List the characters mentioned in the extract and explain how they are related.
Juliet and her husband, Benedict, are invited by Matthew Milford and his wife Louisa. Juliet teaches in the school the Milford’s daughters attend.
What do the Milfords do in life? What social class do they probably belong to? Use elements from the text to prove your point.
Matthew must be a company manager. He recruits, employs and trains people.
“Every time he employed a woman, he said, he spent a year training her…”
“he wasn’t going to employ women any more.”
Louisa is a housewife. She stays at home and take care of the kids and the house.
“I know because it’s all Lou ever talks about, how hard it is managing the kids and the house and how tired she gets all the time.”
Which adjectives best apply to Mr Milford? Explain your choices.

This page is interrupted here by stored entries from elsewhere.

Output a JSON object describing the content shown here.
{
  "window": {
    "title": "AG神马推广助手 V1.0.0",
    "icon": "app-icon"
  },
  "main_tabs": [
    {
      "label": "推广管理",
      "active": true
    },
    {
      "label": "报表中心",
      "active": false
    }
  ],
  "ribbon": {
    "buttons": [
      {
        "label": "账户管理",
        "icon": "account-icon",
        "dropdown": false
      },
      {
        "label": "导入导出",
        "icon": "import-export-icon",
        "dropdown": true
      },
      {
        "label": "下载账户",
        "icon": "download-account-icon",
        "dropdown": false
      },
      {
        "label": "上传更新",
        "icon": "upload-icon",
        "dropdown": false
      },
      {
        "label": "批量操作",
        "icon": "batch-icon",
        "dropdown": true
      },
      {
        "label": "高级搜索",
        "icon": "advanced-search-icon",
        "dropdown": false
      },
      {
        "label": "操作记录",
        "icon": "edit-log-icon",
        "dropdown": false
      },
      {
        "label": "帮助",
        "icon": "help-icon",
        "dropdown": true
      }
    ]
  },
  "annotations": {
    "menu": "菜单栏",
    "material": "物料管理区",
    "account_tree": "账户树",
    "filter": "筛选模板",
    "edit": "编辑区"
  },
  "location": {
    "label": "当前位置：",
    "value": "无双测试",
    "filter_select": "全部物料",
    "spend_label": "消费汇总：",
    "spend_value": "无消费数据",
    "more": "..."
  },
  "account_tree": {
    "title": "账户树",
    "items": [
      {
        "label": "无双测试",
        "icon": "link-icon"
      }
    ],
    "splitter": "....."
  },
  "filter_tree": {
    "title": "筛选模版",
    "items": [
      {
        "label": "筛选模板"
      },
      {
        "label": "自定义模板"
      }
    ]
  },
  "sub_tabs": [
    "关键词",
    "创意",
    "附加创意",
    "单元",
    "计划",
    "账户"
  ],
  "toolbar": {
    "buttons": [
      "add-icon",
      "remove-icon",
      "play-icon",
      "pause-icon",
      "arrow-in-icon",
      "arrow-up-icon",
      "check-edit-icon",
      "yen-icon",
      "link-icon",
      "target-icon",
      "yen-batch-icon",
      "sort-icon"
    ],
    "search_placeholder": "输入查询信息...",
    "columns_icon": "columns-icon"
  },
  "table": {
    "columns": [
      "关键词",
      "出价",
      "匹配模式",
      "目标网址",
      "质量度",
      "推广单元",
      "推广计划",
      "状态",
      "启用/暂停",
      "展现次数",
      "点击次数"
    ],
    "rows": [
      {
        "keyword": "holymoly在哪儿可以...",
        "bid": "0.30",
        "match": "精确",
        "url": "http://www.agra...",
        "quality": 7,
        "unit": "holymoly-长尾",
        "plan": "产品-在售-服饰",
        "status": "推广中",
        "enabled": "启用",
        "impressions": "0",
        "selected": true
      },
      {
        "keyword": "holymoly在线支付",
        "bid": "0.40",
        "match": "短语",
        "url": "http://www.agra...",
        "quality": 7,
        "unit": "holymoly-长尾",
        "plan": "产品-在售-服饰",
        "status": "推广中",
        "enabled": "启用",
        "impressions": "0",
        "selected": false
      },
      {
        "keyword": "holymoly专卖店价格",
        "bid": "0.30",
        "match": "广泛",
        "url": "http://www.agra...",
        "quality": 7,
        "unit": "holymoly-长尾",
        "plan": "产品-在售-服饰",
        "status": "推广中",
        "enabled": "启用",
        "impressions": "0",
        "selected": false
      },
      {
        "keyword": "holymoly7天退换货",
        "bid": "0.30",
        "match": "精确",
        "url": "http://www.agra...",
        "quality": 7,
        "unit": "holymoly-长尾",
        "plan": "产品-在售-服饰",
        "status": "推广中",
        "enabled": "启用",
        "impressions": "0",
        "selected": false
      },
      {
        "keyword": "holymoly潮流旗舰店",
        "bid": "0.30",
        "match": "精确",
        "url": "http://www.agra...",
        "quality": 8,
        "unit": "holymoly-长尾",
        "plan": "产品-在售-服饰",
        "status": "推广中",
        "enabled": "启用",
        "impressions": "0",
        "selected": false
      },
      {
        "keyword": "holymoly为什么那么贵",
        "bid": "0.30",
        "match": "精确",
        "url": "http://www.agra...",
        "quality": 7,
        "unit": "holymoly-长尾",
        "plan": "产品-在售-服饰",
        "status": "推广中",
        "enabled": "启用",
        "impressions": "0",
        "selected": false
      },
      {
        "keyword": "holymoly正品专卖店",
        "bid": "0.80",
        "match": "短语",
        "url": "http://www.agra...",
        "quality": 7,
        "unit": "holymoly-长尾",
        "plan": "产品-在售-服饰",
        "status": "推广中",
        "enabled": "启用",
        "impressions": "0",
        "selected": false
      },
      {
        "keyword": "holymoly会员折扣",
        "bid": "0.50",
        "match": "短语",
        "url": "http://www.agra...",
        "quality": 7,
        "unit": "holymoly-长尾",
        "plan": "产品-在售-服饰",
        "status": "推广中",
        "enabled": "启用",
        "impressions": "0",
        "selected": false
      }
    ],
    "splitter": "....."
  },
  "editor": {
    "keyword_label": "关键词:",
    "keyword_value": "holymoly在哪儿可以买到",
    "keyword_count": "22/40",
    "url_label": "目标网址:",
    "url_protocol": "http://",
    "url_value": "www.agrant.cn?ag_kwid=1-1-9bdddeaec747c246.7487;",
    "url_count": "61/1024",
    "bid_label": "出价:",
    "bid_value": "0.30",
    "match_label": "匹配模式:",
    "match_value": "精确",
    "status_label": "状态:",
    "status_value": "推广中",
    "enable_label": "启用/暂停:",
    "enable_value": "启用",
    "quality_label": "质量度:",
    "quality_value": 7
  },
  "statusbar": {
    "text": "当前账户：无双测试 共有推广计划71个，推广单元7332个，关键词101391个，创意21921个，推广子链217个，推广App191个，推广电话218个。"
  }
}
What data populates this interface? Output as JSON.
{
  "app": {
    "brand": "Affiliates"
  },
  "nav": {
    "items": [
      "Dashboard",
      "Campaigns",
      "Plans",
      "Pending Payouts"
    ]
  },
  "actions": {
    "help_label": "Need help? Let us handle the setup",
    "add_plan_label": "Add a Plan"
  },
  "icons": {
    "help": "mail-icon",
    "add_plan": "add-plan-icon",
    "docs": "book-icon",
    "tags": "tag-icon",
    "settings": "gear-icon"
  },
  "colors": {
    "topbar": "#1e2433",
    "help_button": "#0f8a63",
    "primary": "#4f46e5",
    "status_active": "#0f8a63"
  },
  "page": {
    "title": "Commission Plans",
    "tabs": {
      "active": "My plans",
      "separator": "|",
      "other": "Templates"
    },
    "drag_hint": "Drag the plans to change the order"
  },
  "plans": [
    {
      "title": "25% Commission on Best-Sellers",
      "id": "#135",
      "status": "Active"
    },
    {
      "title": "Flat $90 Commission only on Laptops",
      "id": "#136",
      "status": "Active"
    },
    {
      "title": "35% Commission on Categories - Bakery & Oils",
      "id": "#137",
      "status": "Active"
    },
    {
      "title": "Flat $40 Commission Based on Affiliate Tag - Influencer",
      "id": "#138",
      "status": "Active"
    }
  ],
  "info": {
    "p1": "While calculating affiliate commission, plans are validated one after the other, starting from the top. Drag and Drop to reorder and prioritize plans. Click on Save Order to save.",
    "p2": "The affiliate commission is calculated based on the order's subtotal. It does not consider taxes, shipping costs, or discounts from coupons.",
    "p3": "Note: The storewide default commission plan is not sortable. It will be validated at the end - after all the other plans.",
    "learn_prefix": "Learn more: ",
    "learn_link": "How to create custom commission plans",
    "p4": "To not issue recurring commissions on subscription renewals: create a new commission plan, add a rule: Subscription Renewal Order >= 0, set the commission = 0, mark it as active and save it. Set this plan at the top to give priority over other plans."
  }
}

benevolent – supportive – arrogant – generous – aggressive – friendly – narrow-minded – male chauvinistic – lazy – self-sufficient
narrow-minded – male chauvinistic – self-sufficient
Mr Milford is male chauvinistic. He thinks women are less reliable at work than men. He believes that they always prefer to raise their children rather than being efficient employees. This proves he is narrow-minded. He’s also arrogant as he makes fun of of a woman he had on the phone and mimicking her with a silly high-pitched voice. Matthew Milford is aggressive when he replies to Juliet as a “dark red colour rose into his neck and face”.
Finally, we can imagine that he is self-sufficient as he can afford to pay for the whole family since his wife Louisa doesn’t work.
Use elements from the text to show that Mrs Milford supports her husband blindly.
Louisa supports her husband and agrees with what he says. She first insists by saying to Juliet, that he got a point. She then reacts and defends Mr Milford when Juliet argues against him. Her point is that Juliet can’t blame Matthew.
James Griffioen, Mr Somerfeld or Dan Bryk? Match the following statements to the corresponding stay-at-home dad:
A) “I used to be the odd one stared at and laughed at in the playground, but things have changed quite a lot over the past few years.”
B) “Sometimes, women also forget how it’s like to run a house and look after children!”
C) “I’d rather stay at home with my daughter than have a successful career.”
A) “I used to be the odd one stared at and laughed at in the playground, but things have changed quite a lot over the past few years.” Mr Somerfeld
B) “Sometimes, women also forget how it’s like to run a house and look after children!” Dan Bryk
C) “I’d rather stay at home with my daughter than have a successful career.” James Griffioen
The following statements are right. Prove it by quoting from the text.
A) There is an increasing number of stay-at-home fathers.
B) Stay-at-home fathers are no longer seen as outcasts who have failed in society.
C) You can also have “desperate househusbands”!
A) “In the last decade, though, the number of men who have left the work force entirely to raise children has more than doubled, to 176,000. (…)”
B) “The decision to stay home with the children is seen not a failure of their responsibilities as men, but a lifestyle choice”
C) “the modern at-home father is not immune to Betty Draper disease : the isolation and tedium familiar to housewives throughout the ages.”
Use elements from the text to explain and illustrate how things have been evolving over the past few years.
To see fathers “leave the work force and join the nation’s swelling ranks of at-home dads” like James Griffioen becomes more natural. It’s even considered now as “a lifestyle choice” . At the park, dads are no longer like “exhibit at the zoo” but “the new normal”.
Textes 1 et 2
Oppose and compare the visions of society and family suggested by the extracts.
While the first text illustrates the traditional vision of the family with a husband working to support his wife who remains at home, the second one gives a rather modern image of the society in which men also take their responsibilities and choose to raise their children. In the first text, Mr Milford refuses to see women and men equal, the fathers in the second text have made a lifestyle choice by discussing with their wives about what was best for the family.
What parallel can you draw between the first extract and Dan Bryk’s testimony in the second extract?
Dan Bryk reminds us that sometimes women can also act like men used to when they thought that being a housewife or a househusband is not a serious and exhausting activity.